A manipulação de imagem nas redes sociais e seus malefícios à saúde mental
Enviada em 28/10/2020
Historicamente, o período renascentista foi marcado pelo antropocentrismo e teve como um de seus principais expoentes Leonardo da Vinci, sendo “O Homem Vitruviano” uma de suas obras, a qual apresenta a figura masculina em proporções consideradas ideais. Concomitante ao passado, na sociedade hodierna, a busca pela perfeição, ainda, faz-se vigente, principalmente, nas redes sociais, em que a manipulação das imagens está presente seja por meio de filtros no Instagram ou, até mesmo, pela realização de procedimentos estéticos. Todavia, é necessário analisar essa idealização da perfeição e as possíveis consequências à saúde mental.

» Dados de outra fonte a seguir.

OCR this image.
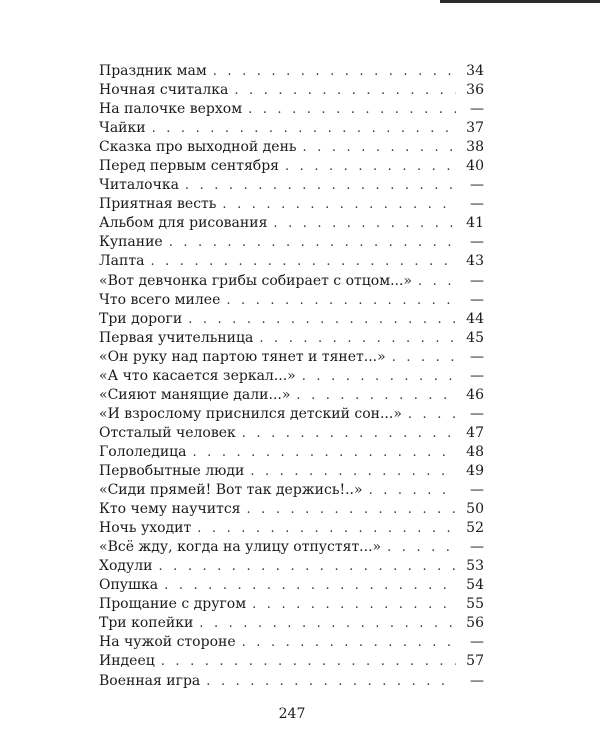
Праздник мам . . .	34
Ночная считалка . . .	36
На палочке верхом . . .	—
Чайки . . .	37
Сказка про выходной день . . .	38
Перед первым сентября . . .	40
Читалочка . . .	—
Приятная весть . . .	—
Альбом для рисования . . .	41
Купание . . .	—
Лапта . . .	43
«Вот девчонка грибы собирает с отцом...» . . .	—
Что всего милее . . .	—
Три дороги . . .	44
Первая учительница . . .	45
«Он руку над партою тянет и тянет...» . . .	—
«А что касается зеркал...» . . .	—
«Сияют манящие дали...» . . .	46
«И взрослому приснился детский сон...» . . .	—
Отсталый человек . . .	47
Гололедица . . .	48
Первобытные люди . . .	49
«Сиди прямей! Вот так держись!..» . . .	—
Кто чему научится . . .	50
Ночь уходит . . .	52
«Всё жду, когда на улицу отпустят...» . . .	—
Ходули . . .	53
Опушка . . .	54
Прощание с другом . . .	55
Три копейки . . .	56
На чужой стороне . . .	—
Индеец . . .	57
Военная игра . . .	—
247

É indubitável que, de acordo com Guy Debord, atualmente, o ser humano vive em uma sociedade do espetáculo, em que há o controle midiático por meio de imagens. Consoante a essa ideia o Instagram pode ser considerado o principal exemplo de manipulação de imagens nas redes sociais, visto que através de seus filtros idealizam uma beleza inexistente e considerada ideal, pois esses são criados, justamente, para remover certas imperfeições e, até mesmo, para modelar certas partes do rosto. Desse modo, é imprescindível que ao se utilizar um filtro, por exemplo, o indivíduo conscientize-se sobre as modificações decorrentes, a fim de não afetar sua autoestima, pois um uso constante pode trazer, além da dependência, problemas negativos com si próprio, como a baixa autoestima.
Outrossim, uma das principais consequências dessa sociedade do espetáculo é a busca pela correção de imperfeições, o que leva o Brasil à categoria de país que mais realiza cirurgias plásticas no mundo, segundo a Pesquisa da Sociedade Internacional de Cirurgia Plástica e Estética. Esse fato, por sua vez, pode estar, diretamente, relacionado à influência dessas imagens no indivíduo, que, na busca pelo corpo perfeito, sujeitam-se a realização de procedimentos. Todavia, essa constante busca pela aparência perfeita pode trazer problemas relacionados à aceitação própria, podendo, inclusive, acarretar em crises existenciais e depressão.
Entende-se, portanto, que é notória a manipulação de imagens nas redes sociais e os consequentes prejuízos à saúde mental do indivíduo. Assim, faz-se necessário que o Ministério das Comunicações atrelado a parcerias público-privadas realize uma campanha, por meio das principais mídias sociais, a fim de alertar sobre os riscos que os usuários possuem ao se envolverem com as imagens das redes sociais. Desse modo, a presença de influenciadores digitais seria imprescindível para desconstruir a ideia que a sociedade do espetáculo propaga, mostrando, por exemplo, as imperfeições por trás dessas redes. Somente assim, a busca da perfeição, já propagada pelo “Homem Vitruviano”, será, aos poucos, substituída pela valorização daquilo que é real e sem filtros.